Changes in peripheral blood are so typical at an infectious mononucleosis that need for a puncture of marrow is absent.

Studying of punctate or bioptat of a lymph node make in rare instances when the mistake in the diagnosis is possible. Therefore diagnosis can be added with serological researches. Paul's reaction — Bunnelya in Davidson's modification differs in high specificity. At this test the caption of heterophyllous antibodies which can remain raised within many months comes to light. The caption 1:40 and is diagnostic above.
The infectious mononucleosis, as a rule, proceeds is good-quality. Hematologic changes most clearly come to light on 7 — the 14th day of an illness. Then there comes reduction of quantity of lymphocytes and monocytes, however monocytic and lymphatic reaction can long time (about one year and more) to keep in peripheral blood after absolute clinical recovery. The forecast is favorable, recovery in most cases comes in 2 — 4 weeks. Cases of recurrence of a disease are noted. Complications are observed very seldom, are caused by accession of an infection. In literature there are descriptions of fatal cases at an infectious mononucleosis. The disease is not transformed to an acute leukosis, however there are messages on a combination of a leukosis and an infectious mononucleosis.

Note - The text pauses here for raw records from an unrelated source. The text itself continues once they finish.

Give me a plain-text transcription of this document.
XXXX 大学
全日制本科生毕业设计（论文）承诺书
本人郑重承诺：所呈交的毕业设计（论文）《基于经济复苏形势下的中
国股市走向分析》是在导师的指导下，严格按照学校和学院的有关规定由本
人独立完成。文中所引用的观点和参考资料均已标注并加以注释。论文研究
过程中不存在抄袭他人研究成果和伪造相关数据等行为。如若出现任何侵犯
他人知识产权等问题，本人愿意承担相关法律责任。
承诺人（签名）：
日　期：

Despite rather high incidence, diagnosis of an infectious mononucleosis is difficult. The greatest difficulties are caused by differential diagnosis with an acute leukosis. A number of kliniko-hematologic symptoms at these diseases has similarity: fever, hyperadenosis, liver, spleens, leukocytosis. Additional difficulties are brought by the wrong morphological interpretation of the apitichny mononuklear taken for blast cells. However there is a number of the basic signs allowing to carry out the correct differentiation of diseases.

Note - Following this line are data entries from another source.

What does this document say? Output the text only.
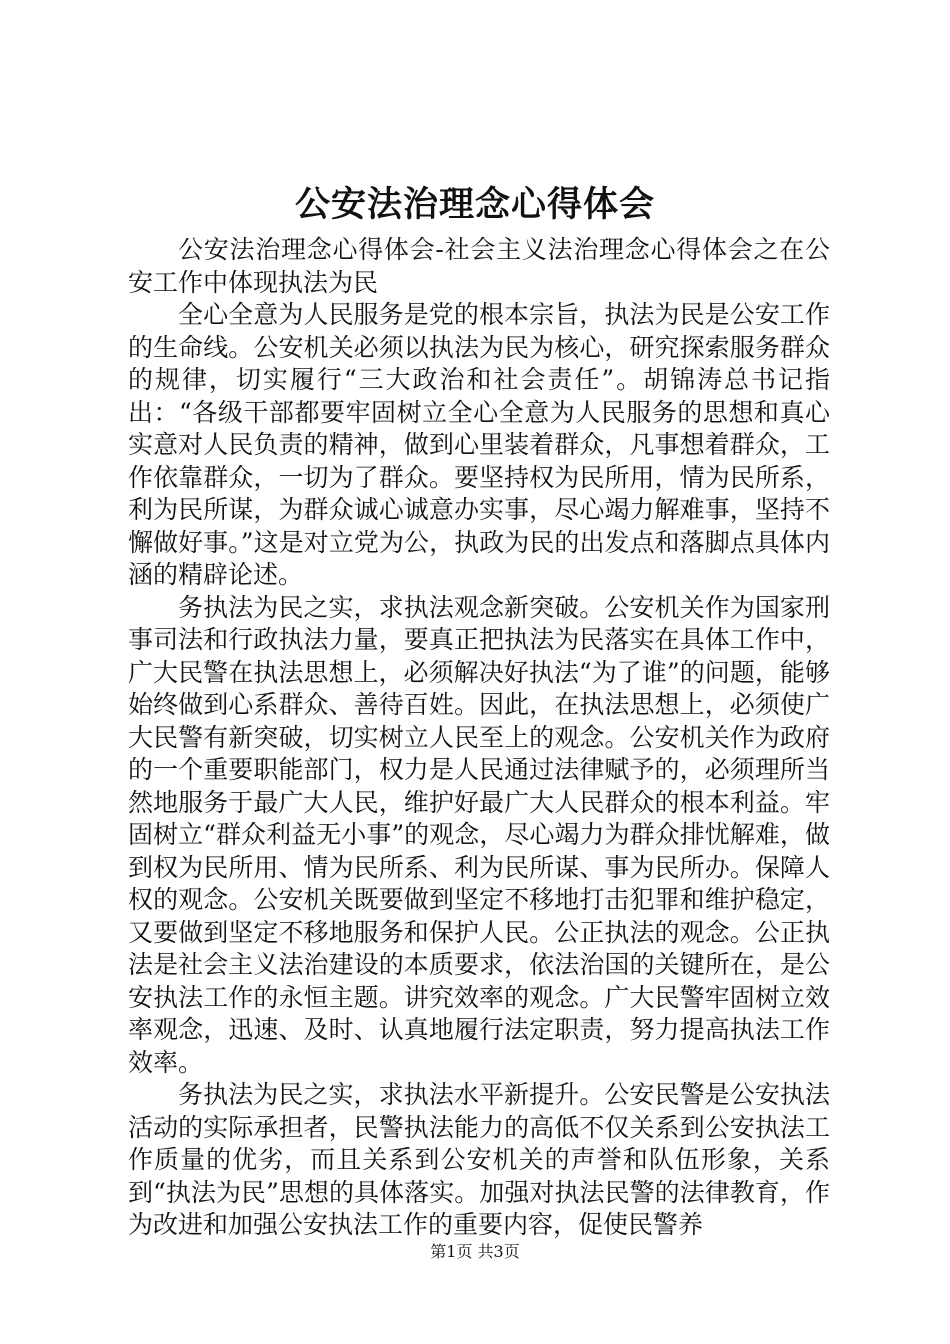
公安法治理念心得体会

公安法治理念心得体会-社会主义法治理念心得体会之在公安工作中体现执法为民

全心全意为人民服务是党的根本宗旨，执法为民是公安工作的生命线。公安机关必须以执法为民为核心，研究探索服务群众的规律，切实履行“三大政治和社会责任”。胡锦涛总书记指出：“各级干部都要牢固树立全心全意为人民服务的思想和真心实意对人民负责的精神，做到心里装着群众，凡事想着群众，工作依靠群众，一切为了群众。要坚持权为民所用，情为民所系，利为民所谋，为群众诚心诚意办实事，尽心竭力解难事，坚持不懈做好事。”这是对立党为公，执政为民的出发点和落脚点具体内涵的精辟论述。

务执法为民之实，求执法观念新突破。公安机关作为国家刑事司法和行政执法力量，要真正把执法为民落实在具体工作中，广大民警在执法思想上，必须解决好执法“为了谁”的问题，能够始终做到心系群众、善待百姓。因此，在执法思想上，必须使广大民警有新突破，切实树立人民至上的观念。公安机关作为政府的一个重要职能部门，权力是人民通过法律赋予的，必须理所当然地服务于最广大人民，维护好最广大人民群众的根本利益。牢固树立“群众利益无小事”的观念，尽心竭力为群众排忧解难，做到权为民所用、情为民所系、利为民所谋、事为民所办。保障人权的观念。公安机关既要做到坚定不移地打击犯罪和维护稳定，又要做到坚定不移地服务和保护人民。公正执法的观念。公正执法是社会主义法治建设的本质要求，依法治国的关键所在，是公安执法工作的永恒主题。讲究效率的观念。广大民警牢固树立效率观念，迅速、及时、认真地履行法定职责，努力提高执法工作效率。

务执法为民之实，求执法水平新提升。公安民警是公安执法活动的实际承担者，民警执法能力的高低不仅关系到公安执法工作质量的优劣，而且关系到公安机关的声誉和队伍形象，关系到“执法为民”思想的具体落实。加强对执法民警的法律教育，作为改进和加强公安执法工作的重要内容，促使民警养

第1页 共3页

At an infectious mononucleosis morbidity at a palpation of lymph nodes which is absent at an acute leukosis is noted. The anemia and thrombocytopenia observed at leukoses are not typical. Crucial diagnostic importance has research of peripheral blood and if necessary — miyelogramma. The main symptom of an acute leukosis — a large number of typical blast cells, defeat of all sprouts of a hemopoiesis.
In the differential and diagnostic plan it must be kept in mind a lymphogranulomatosis. However for it morbidity of lymph nodes is not inherent, local hemilesion is characteristic. In peripheral blood the leukocytosis and a neutrocytosis are noted.

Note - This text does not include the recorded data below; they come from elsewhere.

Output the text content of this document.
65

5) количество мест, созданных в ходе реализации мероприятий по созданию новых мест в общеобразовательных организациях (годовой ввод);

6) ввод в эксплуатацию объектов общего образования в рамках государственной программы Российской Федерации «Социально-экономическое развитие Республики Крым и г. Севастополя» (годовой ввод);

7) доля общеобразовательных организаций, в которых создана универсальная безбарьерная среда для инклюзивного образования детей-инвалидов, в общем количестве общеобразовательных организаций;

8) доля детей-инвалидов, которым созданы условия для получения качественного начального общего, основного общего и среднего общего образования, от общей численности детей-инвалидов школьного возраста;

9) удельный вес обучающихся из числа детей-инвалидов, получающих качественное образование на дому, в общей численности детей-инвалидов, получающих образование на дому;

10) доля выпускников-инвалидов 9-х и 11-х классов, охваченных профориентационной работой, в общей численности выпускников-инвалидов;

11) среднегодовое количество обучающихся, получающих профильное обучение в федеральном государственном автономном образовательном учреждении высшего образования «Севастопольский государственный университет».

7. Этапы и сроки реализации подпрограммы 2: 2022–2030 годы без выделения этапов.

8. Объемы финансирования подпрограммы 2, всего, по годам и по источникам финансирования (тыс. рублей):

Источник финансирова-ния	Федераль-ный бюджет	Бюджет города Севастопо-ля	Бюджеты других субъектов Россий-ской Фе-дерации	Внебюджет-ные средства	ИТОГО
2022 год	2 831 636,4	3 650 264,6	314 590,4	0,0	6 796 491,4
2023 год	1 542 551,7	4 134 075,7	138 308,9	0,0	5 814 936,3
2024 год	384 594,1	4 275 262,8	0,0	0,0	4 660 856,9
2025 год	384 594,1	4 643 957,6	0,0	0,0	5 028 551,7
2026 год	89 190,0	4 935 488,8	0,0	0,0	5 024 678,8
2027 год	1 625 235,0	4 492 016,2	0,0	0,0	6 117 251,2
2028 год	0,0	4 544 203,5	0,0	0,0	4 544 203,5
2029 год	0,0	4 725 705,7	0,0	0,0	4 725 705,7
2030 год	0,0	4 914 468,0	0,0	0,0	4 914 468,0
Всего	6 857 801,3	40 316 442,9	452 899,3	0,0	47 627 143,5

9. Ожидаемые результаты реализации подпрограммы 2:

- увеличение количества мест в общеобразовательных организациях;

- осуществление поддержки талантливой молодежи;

Patients are not subject to hospitalization, excepting persons with severe forms of a disease. In house conditions observance of a bed rest during the acute period of a disease is required. There is no special treatment of an infectious mononucleosis and, as a rule, it does not demand active intervention. Appoint a short course of the desensibilizing therapy, vitamin drugs. At the expressed quinsy appoint antibiotics of a penicillinic row for impact on bacterial flora, rinsing of a pharynx bactericidal solutions. At development in patients of immune hemolitic anemia, thrombocytopenia, the expressed allergic manifestations at the same time appoint glucocorticoids in small dosages (Prednisolonum — 1 mg/kg of body weight a day). A sick infectious mononucleosis also physioprocedures on the increased lymph nodes both during the acute period of a disease are strictly contraindicated thermal, and during reconvalescence. After the postponed disease at children the long time can remain an asthenic syndrome. Restriction of exercise stresses, fortifying actions is recommended: walks in the fresh air, easy gymnastics, good nutrition, vitamin therapy. Due to the damage of a liver certain restrictions have to be observed in a diet. Within a year preventive inoculations and insolation are contraindicated to the children who transferred an infectious mononucleosis.